Dans cette vidéo, on apprend que le mobilier urbain contribue à créer un environnement attrayant qui attire les touristes et les citoyens dans les artères commerciales de la ville.

Vous aimez? Commentez et partagez: Bookmark  and Share Saviez-vous que j’offre des services en design de produits et marketing promotionnel?
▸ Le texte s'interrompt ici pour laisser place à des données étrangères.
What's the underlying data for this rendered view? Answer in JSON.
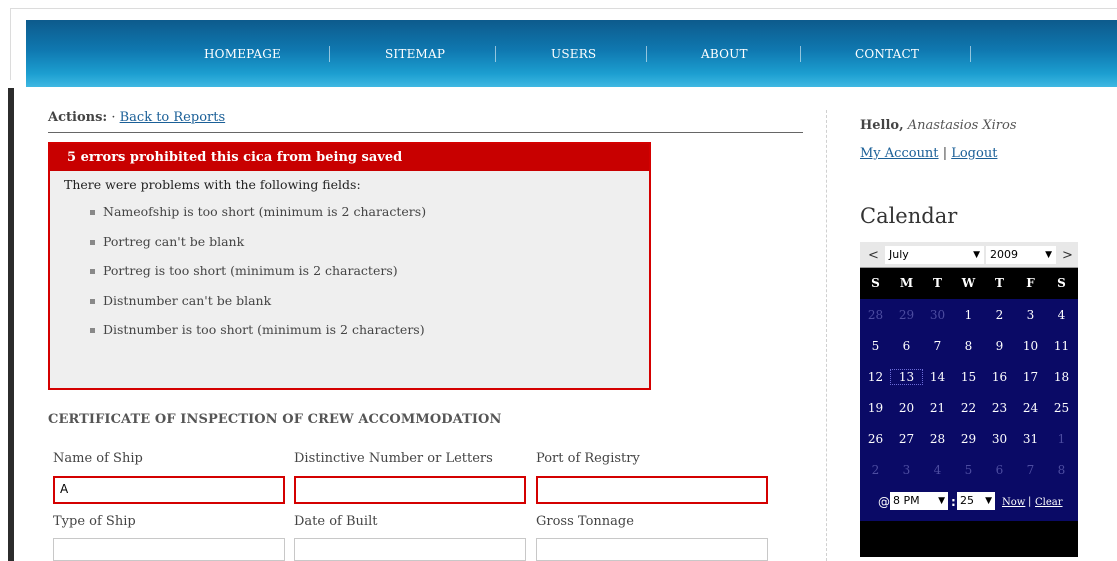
{
  "nav": {
    "items": [
      "HOMEPAGE",
      "SITEMAP",
      "USERS",
      "ABOUT",
      "CONTACT"
    ],
    "color_start": "#0d5a8c",
    "color_end": "#3fb8e2"
  },
  "actions": {
    "label": "Actions:",
    "bullet": "·",
    "back_link": "Back to Reports"
  },
  "errors": {
    "title": "5 errors prohibited this cica from being saved",
    "intro": "There were problems with the following fields:",
    "items": [
      "Nameofship is too short (minimum is 2 characters)",
      "Portreg can't be blank",
      "Portreg is too short (minimum is 2 characters)",
      "Distnumber can't be blank",
      "Distnumber is too short (minimum is 2 characters)"
    ],
    "color": "#c80000"
  },
  "form": {
    "section_title": "CERTIFICATE OF INSPECTION OF CREW ACCOMMODATION",
    "name_of_ship_label": "Name of Ship",
    "name_of_ship_value": "A",
    "distinctive_number_label": "Distinctive Number or Letters",
    "distinctive_number_value": "",
    "port_of_registry_label": "Port of Registry",
    "port_of_registry_value": "",
    "type_of_ship_label": "Type of Ship",
    "type_of_ship_value": "",
    "date_of_built_label": "Date of Built",
    "date_of_built_value": "",
    "gross_tonnage_label": "Gross Tonnage",
    "gross_tonnage_value": ""
  },
  "sidebar": {
    "hello_label": "Hello,",
    "user_name": "Anastasios Xiros",
    "my_account": "My Account",
    "separator": "|",
    "logout": "Logout",
    "calendar_title": "Calendar"
  },
  "calendar": {
    "prev": "<",
    "next": ">",
    "month": "July",
    "year": "2009",
    "weekdays": [
      "S",
      "M",
      "T",
      "W",
      "T",
      "F",
      "S"
    ],
    "weeks": [
      [
        "28",
        "29",
        "30",
        "1",
        "2",
        "3",
        "4"
      ],
      [
        "5",
        "6",
        "7",
        "8",
        "9",
        "10",
        "11"
      ],
      [
        "12",
        "13",
        "14",
        "15",
        "16",
        "17",
        "18"
      ],
      [
        "19",
        "20",
        "21",
        "22",
        "23",
        "24",
        "25"
      ],
      [
        "26",
        "27",
        "28",
        "29",
        "30",
        "31",
        "1"
      ],
      [
        "2",
        "3",
        "4",
        "5",
        "6",
        "7",
        "8"
      ]
    ],
    "selected_day": "13",
    "at": "@",
    "hour": "8 PM",
    "minute": "25",
    "time_colon": ":",
    "now": "Now",
    "pipe": "|",
    "clear": "Clear",
    "bg_color": "#0a0a66"
  }
}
Récemment, une recherchiste de l’émission Mise à Jour – Québec au Canal Vox m’a contactée pour suite à un billet sur mon blogie intitulé Horreur dans la Ville de Québec, comment améliorer le mobilier urbain.

Je lui ai fait parvenir une recherche rapide sur le mobilier urbain en regard des projets d’aménagements du Nouvo St-Rock. Voici cette étude:

Introduction au mobilier urbain

Points forts de l’image du Quartier

Tiré du site Web www.quartiersaintroch.com :

En marge du Vieux-Québec, une nouvelle destination touristique voit le jour dans le quartier Saint-Roch, secteur dynamique de la Capitale. Le présent fait place à une revitalisation urbaine et branchée sur l’avenir. Le défi principal est d’attirer la clientèle touristique par des boutiques et restaurants de destination que l’on ne retrouve pas ailleurs. De plus, la conception de cette artère commerciale permet aux visiteurs de découvrir un milieu de vie authentique, agréable et novateur. L’offre culturelle, commerciale et artistique est une force incontestable dans le quartier, proposant ainsi une expérience originale.

Depuis l’an 2000, 380 millions de dollars ont été investis dans ce quartier afin de rénover et de reconstruire la plupart des édifices de la rue Saint-Joseph. L’enlèvement du toit du Mail Centre-ville contribue à une amélioration considérable d’un milieu de vie unique. La Ville de Québec a enfin retrouvé son centre-ville et permet à tous de redécouvrir le Nouvo Saint-Roch et ses nouveaux attraits.

De ce fait, le secteur fait partie depuis 2008 du circuit pédestre de 5,3 km qui vous mène de la Grande Allée Est dans la Haute-Ville de Québec, au Vieux-Port dans la Basse-Ville, en passant par quelques-unes des rues et places les plus pittoresques du Vieux-Québec. Tout au long du parcours, nous pouvons voir les constructions et monuments qui mettent en évidence les différents styles propres de chaque époque.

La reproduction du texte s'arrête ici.